Jefferies Group: This morning the investment bank posted a $39 million profit for its fiscal quarter that ended Nov. 30, and earnings per share of 17 cents beat the average expectation of analysts. “Jefferies’ quarterly results were anxiously awaited by analysts and investors, hoping to scrutinize how well the bank had fared after weeks of pressure over its European sovereign debt holdings,” the Times’ “DealBook” says. The Journal’s “Ahead of the Tape” says that even though CEO Richard Handler’s recent actions – disclosing information about positions, selling some holdings – appear to have calmed shareholders and clients, “investors will remain sensitive to Jefferies's European exposure—even if it is hedged with offsetting positions rather than derivatives.” A Bloomberg News profile of Handler focuses on his efforts to defend the firm by opening the kimono on its trading book, and is chock full of fun facts about the “intensely private” CEO (he once appeared on “The Newlywed Game”). New York Times, Wall Street Journal, Bloomberg News

Financial Times

Tom Braithwaite, the paper’s U.S. banking editor, provides a concise and cogent round-up of the industry’s objections to the proposed implementation of the Volcker rule, the main one being that despite all the formulas regulators provided, “it is still difficult to distinguish between banks’ soon-to-be banned buying and selling for their own account and ‘market making,’ the permitted buying and selling on behalf of customers.” The problem, Braithwaite writes, is that even though they have a point when they say the rule threatens market liquidity, “the banks have cried wolf so often on financial regulations that they are likely to be ignored.” Their best hope is that lobbying by “less-tainted financial institutions” like BlackRock and AllianceBernstein will convince Washington to keep the final rule from overreaching.

New York Times

Op-ed columnist Joe Nocera debunks the meme that Fannie Mae and Freddie Mac “caused” the mortgage crisis. “Fannie and Freddie got into subprime mortgages, with great trepidation … in 2005 and 2006 … only because they were losing so much market share to Wall Street,” he writes.
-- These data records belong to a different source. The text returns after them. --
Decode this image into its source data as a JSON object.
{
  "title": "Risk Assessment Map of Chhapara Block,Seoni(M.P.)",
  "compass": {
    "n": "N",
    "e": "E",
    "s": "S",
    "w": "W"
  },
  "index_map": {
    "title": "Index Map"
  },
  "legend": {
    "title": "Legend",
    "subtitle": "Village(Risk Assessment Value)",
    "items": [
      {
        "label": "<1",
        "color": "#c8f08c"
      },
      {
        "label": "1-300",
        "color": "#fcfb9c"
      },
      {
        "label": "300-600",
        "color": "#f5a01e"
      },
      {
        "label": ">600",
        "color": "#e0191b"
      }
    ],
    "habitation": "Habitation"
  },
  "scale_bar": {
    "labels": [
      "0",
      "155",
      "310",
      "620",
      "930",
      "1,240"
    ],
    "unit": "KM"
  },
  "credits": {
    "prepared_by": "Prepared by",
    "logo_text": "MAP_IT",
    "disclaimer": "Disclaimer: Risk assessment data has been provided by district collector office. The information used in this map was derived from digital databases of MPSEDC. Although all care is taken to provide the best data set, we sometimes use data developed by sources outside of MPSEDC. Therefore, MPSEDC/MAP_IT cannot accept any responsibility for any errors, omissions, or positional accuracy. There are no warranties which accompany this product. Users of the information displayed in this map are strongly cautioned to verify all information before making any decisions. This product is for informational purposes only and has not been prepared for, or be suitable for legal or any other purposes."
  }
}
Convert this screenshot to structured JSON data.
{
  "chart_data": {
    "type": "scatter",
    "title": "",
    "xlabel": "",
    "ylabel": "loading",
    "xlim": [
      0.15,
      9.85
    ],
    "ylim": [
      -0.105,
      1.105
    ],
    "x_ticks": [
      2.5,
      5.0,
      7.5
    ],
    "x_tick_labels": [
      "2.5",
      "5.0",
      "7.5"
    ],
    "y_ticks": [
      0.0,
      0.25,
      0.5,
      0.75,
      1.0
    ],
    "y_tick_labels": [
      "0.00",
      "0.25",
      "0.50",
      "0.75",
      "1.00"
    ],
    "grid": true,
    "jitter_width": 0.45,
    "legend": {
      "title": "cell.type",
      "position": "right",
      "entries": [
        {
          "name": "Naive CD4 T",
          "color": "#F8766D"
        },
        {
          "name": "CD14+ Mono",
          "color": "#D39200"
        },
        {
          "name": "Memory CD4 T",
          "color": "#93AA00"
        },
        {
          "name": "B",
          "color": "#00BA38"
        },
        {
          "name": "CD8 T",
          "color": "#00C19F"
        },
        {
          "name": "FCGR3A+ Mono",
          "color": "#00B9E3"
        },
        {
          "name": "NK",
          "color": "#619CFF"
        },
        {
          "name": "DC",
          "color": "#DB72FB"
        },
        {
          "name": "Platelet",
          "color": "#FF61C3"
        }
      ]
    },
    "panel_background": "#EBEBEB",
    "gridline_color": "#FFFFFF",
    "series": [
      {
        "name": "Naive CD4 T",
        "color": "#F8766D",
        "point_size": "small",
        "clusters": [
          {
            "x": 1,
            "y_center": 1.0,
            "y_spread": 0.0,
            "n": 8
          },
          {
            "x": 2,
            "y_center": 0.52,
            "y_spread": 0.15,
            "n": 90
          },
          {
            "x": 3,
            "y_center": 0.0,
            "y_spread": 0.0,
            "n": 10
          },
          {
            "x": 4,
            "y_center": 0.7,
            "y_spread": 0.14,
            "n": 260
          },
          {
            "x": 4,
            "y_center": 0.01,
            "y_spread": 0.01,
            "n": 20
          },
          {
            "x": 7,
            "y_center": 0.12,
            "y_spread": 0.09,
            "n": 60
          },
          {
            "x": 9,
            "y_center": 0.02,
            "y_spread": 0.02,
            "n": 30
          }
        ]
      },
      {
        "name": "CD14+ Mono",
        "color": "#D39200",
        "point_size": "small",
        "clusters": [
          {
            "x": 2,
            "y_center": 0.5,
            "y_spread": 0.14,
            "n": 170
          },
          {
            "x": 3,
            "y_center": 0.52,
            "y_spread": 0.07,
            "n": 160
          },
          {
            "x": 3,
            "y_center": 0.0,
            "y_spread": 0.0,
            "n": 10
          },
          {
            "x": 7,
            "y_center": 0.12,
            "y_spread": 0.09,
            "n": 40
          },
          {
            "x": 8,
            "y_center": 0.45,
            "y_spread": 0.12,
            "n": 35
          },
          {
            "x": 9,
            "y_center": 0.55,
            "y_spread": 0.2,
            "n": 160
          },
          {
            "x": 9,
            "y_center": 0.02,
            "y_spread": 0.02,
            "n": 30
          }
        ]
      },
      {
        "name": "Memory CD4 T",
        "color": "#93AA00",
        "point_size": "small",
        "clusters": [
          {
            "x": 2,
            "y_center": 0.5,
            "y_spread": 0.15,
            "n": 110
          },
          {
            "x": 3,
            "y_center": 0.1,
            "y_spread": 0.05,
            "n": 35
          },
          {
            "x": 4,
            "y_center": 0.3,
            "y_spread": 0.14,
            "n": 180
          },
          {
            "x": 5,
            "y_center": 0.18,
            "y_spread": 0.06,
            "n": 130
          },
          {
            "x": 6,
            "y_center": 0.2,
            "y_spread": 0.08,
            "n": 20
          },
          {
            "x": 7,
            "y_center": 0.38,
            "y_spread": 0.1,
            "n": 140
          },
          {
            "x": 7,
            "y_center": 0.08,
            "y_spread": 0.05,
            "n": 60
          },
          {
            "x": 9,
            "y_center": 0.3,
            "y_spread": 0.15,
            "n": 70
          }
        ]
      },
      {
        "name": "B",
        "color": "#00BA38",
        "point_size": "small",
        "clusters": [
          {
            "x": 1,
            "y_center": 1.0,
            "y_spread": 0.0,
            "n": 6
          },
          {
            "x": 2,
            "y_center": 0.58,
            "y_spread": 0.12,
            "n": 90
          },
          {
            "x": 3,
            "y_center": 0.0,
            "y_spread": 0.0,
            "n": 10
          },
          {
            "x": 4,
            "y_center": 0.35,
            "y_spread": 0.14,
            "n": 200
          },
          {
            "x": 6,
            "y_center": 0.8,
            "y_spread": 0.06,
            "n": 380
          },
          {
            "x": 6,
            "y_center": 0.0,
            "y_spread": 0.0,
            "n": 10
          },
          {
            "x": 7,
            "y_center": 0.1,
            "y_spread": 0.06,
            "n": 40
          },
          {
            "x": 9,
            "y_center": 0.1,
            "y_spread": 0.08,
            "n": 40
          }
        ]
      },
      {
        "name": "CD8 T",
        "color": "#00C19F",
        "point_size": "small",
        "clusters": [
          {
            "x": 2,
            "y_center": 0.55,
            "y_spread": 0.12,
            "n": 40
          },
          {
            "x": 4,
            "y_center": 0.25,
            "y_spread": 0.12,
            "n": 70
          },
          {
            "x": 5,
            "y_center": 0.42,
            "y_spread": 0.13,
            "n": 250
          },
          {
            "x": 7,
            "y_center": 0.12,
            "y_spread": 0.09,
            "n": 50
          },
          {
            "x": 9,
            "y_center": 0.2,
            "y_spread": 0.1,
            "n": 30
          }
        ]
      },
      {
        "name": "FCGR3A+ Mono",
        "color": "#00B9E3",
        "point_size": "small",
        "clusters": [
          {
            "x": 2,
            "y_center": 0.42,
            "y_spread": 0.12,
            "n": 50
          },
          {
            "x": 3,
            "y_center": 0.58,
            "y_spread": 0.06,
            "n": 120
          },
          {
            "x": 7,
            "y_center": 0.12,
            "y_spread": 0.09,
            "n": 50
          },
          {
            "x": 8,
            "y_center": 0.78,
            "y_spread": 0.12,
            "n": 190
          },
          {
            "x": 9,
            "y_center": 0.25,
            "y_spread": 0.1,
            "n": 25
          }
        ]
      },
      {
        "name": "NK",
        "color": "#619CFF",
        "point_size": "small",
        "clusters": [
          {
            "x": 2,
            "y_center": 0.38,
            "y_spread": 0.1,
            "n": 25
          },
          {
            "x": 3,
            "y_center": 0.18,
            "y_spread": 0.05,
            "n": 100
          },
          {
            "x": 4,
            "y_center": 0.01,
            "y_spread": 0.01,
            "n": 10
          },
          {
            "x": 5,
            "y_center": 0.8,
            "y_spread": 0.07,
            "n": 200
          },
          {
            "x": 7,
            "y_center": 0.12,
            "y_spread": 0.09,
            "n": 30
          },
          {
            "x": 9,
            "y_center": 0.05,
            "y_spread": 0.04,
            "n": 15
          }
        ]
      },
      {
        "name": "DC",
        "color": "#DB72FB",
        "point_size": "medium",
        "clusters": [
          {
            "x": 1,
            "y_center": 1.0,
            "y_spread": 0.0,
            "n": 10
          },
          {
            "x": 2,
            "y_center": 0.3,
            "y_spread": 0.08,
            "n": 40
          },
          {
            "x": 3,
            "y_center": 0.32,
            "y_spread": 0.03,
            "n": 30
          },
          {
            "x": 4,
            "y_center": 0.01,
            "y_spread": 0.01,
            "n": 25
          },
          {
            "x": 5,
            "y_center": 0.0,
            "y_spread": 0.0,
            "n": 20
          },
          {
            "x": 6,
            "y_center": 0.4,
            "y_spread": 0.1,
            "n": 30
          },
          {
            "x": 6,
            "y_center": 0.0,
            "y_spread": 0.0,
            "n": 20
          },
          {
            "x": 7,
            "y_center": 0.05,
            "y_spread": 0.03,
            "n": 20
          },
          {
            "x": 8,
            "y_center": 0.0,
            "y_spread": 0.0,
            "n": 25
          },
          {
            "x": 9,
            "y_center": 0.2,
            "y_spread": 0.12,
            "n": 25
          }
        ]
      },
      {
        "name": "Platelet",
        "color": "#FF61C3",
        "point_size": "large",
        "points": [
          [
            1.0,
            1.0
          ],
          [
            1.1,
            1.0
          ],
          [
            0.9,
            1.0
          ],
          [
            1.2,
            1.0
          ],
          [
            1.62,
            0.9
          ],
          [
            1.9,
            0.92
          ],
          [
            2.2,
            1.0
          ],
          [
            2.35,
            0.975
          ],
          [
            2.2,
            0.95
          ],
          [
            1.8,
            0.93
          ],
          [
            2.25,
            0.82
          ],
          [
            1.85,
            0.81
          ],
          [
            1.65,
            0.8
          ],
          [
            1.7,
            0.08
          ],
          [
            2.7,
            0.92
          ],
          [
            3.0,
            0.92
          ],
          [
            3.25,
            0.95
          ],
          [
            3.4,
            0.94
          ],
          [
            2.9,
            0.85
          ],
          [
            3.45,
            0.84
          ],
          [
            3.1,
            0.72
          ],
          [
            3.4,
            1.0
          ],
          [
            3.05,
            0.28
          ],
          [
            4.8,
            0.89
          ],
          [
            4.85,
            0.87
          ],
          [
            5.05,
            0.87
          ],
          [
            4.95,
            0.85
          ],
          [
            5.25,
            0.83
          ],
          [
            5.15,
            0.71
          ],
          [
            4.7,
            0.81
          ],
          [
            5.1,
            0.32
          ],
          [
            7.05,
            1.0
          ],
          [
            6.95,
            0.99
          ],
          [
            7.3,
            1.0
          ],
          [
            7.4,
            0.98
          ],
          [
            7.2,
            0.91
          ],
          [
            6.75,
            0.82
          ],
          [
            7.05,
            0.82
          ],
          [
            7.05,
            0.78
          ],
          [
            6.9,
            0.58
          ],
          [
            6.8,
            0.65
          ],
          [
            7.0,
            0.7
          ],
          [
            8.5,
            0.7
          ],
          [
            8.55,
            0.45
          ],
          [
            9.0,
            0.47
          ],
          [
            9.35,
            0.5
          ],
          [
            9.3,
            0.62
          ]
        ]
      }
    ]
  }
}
Damn straight, we say. Their ambivalence about nontraditional lending, and the pressure for them to embrace it, were abundantly clear to those of us who were parsing the GSEs’ every burp and cough at the time. One quibble: you could argue that while Fannie and Freddie certainly resisted, and eventually and disastrously succumbed, to the lure of sub/non/whatever-they-were-they-weren’t-prime mortgages in their core business, the GSEs were at the same time fueling these products through their investment portfolios’ purchases of senior bonds from the Wall Street securitizations Nocera mentions. But his general point is spot on. Fannie and Freddie surely contributed to the problem, but calling them the prime movers is an oversimplification.